Cranebuilders are interviewed so briefly as to have nothing worth mentioning there...

ryan adams is smeared lusily over four pages. He addresses the "humourless" charge over the Bryan Adams affair by pointing out the guy he gave the money back to had been using the same joke right through the gig, and it was at the Ryman Auditorium which was, personally, a big deal to him. And apparently Neil Young has since told him "You're lucky. All my life I got Neil fuckin' Diamond." He also claims he never went out with Beth Orton, and then turns his attention to Denise Richards who wears a mask to avoid breathing the air on planes: "How do you hold a penis in your hand? Charlie Sheen's penis mind you... you put that in your mouth and yet you put a bag on your head so you won't breathe the same air as other people."...

James Murphy/ LCD Soundsystem believes he's reuniting rock and dance, which were separated by homophobia and racism...

Good idea to investigate rock at violence, post-Leeds toilet riots and someone getting sexually assaulted at a Richard Ashcroft gig. Bad idea to try and do it in half a page, although Anton Brookes is on hand to provide the backbone to the piece: "You get these idiots, they read about what the hardcore days were like... but they don't get it. It used to be about self-expression and everybody would help each other. Now you just get a load of morons going mental."...

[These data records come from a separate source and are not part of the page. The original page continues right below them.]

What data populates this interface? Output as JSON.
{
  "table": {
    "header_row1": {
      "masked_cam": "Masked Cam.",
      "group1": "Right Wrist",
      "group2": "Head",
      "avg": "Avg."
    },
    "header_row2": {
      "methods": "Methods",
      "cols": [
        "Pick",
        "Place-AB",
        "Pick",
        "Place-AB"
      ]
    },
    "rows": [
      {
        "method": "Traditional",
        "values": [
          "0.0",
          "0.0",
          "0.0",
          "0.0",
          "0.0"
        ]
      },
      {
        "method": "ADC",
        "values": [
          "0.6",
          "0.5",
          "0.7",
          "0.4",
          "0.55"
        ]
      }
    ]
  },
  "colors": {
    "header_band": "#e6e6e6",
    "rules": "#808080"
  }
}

BRMC, then: it's a good article, but it's perhaps a little too heavy on letting daylight in on magic and explaining the new songs...

reviews: albums:
ladytron - light and magic - "it doesn't all work, but...", 8
audioslave - audioslave - "what does this parade of heavyweights amount to? nothing very much at all", 4
meat beat manifesto - ruok? - "none of this sounds less than seven years old", 4
ja rule - the last temptation - "aimed at the doubters, not the kids", 6
blazin squad - in the beginning - "PG treatment of adult themes", 6

singles:
sotw - eminem - lose yourself - "genius"
the raveonettes - attack of the ghost riders - "best JAMC-indebted Danish goth-garage band around"
tegan and sara - monday, monday, monday - "they have no tunes. rubbish"

live:
doves - glasgow - "untouchable"
the rapture - london ICA - "absurd in theory; compelling in practice"
john squire - liverpool uni - apparently a lot of Roses stuff
ladytron - london WC2 - "'can we stop talking about porn now?' asks Danny 'can we talk about nice things?'"

best thing in nme this week: the model in the virgin mobile advert. in tights. he's yummy.